Mr. Al-Kazemi was appointed on April 9 to be the third Prime Minister-designate in Iraq in just over a month.
Shiite political parties rallied around him after the nomination of the second commissioner, Adnan al-Zorfi, met resistance from strong Iranian-backed political parties in Baghdad and failed to provide a government to parliament.
Several militias backed by Iran also issued a joint statement accusing Mr. Al-Zarfi of being an "American agent" and threatening MPs if they agreed with his proposed government, according to the Associated Press.
Mr. Al-Kazemi, who headed the Iraqi National Intelligence Service in June 2016, has a somewhat unusual political history - strong opposition to Saddam Hussein's regime who has lived in exile for a number of years - including Iran - while working as a journalist for some time. And in relations with both Tehran and Washington.

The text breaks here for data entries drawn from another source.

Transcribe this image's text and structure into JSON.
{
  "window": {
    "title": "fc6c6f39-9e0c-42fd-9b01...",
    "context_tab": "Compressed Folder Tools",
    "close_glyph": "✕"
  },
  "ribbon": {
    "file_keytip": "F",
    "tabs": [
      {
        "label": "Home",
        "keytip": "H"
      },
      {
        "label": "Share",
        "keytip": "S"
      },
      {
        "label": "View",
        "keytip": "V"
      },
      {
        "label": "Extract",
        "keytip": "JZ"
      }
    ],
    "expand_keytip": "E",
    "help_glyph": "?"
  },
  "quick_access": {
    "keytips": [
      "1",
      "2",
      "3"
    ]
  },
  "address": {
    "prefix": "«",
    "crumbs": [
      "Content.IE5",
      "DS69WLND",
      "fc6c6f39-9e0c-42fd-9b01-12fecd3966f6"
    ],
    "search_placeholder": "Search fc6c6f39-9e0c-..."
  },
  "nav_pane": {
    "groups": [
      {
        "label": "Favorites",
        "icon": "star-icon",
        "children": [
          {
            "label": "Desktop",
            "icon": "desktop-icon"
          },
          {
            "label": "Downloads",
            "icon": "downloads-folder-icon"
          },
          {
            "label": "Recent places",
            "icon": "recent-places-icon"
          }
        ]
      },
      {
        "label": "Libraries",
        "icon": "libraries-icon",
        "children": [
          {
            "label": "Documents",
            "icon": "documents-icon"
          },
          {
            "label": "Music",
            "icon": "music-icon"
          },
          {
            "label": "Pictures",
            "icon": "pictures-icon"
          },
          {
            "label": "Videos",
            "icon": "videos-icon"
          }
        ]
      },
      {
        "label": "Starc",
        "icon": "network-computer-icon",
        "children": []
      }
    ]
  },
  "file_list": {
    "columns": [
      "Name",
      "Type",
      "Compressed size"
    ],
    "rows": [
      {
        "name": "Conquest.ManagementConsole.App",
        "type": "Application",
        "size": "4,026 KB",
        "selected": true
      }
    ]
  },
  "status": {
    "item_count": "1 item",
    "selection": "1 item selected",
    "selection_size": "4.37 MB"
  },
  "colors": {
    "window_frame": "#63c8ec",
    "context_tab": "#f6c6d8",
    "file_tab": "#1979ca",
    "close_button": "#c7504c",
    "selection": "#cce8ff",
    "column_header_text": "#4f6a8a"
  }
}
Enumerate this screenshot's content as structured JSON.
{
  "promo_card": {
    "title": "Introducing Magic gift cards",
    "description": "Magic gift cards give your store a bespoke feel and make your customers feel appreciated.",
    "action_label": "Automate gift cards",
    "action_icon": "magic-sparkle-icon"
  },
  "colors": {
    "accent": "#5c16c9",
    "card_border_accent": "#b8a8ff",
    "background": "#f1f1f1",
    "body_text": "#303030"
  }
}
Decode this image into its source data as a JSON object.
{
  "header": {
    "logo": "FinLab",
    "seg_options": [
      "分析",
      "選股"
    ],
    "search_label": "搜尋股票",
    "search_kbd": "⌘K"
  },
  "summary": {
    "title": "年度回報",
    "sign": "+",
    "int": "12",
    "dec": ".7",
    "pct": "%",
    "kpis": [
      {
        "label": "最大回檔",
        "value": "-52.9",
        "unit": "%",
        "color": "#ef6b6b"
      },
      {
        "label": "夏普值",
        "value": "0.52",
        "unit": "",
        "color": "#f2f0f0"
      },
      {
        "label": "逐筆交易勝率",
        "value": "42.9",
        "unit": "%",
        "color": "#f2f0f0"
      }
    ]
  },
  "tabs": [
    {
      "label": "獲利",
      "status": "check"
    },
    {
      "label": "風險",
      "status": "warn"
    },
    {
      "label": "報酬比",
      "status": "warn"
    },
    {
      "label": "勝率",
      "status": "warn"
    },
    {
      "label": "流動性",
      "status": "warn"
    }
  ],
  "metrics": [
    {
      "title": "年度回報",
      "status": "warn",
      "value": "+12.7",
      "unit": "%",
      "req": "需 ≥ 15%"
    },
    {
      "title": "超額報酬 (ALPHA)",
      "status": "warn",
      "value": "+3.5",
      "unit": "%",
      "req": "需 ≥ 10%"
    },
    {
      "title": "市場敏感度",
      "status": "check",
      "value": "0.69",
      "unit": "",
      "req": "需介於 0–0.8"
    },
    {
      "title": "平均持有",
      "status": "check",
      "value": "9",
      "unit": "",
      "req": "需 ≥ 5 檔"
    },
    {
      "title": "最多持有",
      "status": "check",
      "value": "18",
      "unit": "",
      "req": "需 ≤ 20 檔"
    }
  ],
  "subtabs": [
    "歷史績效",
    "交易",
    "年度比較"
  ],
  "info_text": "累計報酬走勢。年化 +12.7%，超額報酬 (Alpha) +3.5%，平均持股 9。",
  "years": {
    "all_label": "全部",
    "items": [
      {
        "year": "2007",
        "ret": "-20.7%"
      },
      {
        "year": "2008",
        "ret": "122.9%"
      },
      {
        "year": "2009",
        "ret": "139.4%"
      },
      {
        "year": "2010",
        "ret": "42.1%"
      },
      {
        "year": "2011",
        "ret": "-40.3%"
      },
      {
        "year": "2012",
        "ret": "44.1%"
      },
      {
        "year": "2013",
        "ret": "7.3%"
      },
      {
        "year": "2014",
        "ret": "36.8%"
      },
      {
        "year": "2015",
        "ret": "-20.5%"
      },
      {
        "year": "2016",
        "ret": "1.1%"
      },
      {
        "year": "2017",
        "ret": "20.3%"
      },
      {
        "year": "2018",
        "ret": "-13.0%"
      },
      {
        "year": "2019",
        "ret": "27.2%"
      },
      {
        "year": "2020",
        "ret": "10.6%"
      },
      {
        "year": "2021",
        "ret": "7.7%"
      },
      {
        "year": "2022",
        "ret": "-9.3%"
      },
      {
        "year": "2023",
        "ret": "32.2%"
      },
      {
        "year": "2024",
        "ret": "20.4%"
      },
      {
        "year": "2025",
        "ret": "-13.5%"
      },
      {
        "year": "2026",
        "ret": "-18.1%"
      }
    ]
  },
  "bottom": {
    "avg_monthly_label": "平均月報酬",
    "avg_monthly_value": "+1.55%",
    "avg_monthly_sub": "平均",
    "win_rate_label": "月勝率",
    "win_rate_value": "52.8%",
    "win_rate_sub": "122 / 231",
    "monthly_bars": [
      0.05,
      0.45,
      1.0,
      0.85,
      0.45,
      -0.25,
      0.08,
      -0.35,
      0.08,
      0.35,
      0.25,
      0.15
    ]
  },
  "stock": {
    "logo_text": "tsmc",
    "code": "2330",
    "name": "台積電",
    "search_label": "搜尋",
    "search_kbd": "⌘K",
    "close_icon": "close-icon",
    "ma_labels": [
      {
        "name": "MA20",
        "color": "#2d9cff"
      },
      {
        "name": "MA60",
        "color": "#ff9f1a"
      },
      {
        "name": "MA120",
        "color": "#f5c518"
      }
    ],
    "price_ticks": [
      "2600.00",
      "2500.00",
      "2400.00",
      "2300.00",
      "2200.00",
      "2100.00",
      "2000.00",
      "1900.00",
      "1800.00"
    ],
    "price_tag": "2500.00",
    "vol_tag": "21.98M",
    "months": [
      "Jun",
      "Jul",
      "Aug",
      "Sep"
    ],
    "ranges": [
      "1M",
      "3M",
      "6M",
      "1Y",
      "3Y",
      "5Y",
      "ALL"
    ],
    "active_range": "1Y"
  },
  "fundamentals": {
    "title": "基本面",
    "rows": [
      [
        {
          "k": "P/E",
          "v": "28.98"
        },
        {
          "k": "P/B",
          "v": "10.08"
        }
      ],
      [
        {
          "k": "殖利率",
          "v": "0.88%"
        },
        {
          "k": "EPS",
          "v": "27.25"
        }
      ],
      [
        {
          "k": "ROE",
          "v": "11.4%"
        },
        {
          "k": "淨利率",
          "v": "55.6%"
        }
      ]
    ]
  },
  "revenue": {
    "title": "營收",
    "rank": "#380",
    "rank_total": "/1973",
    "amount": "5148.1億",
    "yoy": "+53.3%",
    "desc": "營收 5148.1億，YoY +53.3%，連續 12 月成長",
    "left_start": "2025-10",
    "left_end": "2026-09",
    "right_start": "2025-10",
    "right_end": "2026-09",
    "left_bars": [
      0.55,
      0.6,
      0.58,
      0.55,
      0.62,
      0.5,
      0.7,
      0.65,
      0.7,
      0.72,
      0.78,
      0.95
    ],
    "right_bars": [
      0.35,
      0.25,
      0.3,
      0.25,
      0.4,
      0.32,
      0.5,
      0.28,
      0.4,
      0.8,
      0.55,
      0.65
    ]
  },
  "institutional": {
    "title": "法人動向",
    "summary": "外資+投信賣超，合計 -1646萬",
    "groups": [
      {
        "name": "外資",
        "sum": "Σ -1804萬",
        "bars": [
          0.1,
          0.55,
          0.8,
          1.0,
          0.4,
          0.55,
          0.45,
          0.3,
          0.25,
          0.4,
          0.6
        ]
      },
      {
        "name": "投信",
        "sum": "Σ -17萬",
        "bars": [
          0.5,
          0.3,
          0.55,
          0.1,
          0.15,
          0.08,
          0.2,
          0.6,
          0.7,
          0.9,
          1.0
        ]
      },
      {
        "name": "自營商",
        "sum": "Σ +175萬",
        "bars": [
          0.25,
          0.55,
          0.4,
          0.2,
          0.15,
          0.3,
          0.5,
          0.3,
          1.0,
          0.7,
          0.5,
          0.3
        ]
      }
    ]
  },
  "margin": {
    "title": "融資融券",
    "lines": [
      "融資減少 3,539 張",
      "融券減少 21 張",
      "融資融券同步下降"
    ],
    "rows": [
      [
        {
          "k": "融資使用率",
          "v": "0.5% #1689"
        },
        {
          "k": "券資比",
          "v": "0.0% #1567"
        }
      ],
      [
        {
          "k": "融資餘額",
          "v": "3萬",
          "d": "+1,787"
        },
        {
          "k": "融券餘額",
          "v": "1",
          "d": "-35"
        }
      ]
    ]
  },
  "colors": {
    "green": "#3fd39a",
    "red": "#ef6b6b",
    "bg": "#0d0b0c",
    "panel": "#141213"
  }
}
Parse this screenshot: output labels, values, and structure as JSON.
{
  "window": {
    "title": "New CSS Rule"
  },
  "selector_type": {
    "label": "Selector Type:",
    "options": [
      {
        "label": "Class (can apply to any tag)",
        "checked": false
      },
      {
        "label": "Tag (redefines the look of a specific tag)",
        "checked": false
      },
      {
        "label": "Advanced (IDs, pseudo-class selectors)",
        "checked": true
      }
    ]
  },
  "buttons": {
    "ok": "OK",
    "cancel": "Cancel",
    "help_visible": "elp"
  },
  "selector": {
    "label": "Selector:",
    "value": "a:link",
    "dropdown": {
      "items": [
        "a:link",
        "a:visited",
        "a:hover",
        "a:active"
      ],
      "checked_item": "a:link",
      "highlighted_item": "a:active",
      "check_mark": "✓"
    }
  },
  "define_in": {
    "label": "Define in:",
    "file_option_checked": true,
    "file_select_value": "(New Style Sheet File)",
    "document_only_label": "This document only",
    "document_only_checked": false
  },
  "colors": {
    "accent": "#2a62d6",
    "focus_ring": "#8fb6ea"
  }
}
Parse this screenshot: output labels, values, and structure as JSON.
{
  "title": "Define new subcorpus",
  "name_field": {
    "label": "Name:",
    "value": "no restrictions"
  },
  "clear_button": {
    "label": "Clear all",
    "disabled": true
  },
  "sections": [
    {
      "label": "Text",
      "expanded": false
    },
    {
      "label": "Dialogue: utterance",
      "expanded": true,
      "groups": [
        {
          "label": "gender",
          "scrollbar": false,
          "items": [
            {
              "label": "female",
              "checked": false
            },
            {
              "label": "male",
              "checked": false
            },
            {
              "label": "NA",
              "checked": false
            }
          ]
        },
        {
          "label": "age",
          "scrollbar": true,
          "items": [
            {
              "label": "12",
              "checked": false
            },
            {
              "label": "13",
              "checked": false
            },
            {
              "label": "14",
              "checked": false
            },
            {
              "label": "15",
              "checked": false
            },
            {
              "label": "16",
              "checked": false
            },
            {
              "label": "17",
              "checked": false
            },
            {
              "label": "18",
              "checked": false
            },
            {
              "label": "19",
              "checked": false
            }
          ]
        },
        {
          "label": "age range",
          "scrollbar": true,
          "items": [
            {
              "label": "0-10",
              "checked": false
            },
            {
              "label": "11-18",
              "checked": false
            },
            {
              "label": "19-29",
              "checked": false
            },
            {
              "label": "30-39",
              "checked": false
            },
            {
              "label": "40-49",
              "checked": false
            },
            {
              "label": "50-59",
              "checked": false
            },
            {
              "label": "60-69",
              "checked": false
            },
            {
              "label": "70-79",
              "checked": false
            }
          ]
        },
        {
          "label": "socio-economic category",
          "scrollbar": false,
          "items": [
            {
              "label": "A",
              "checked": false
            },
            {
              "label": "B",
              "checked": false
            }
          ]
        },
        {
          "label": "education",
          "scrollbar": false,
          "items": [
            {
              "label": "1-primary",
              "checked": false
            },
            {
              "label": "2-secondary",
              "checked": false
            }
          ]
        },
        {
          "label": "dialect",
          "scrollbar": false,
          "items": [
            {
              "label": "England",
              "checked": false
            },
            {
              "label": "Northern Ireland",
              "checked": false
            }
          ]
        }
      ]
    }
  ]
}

He will have 30 days in front of him under the Iraqi constitution to present a cabinet lineup for parliament’s approval.
Saleh expressed optimism, saying that Mr. Al-Kazemi “comes with a lot of political support from inside Iraq, from within the Shiite community, within the Kurds, Sunnis and the people, he has high hopes that he can complete the government early.”
Saleh said that Iraq "has gone through a lot during the past few years. ... We have gone through what he considered to be the ultimate absolute storm."
Imagine that we are in the heart of the Islamic world, in the heart of the Middle East, with low oil prices, an economic crisis, and now Corona, and the crisis between the United States, Iran, and the Arab world, all of this happening at the same time! ".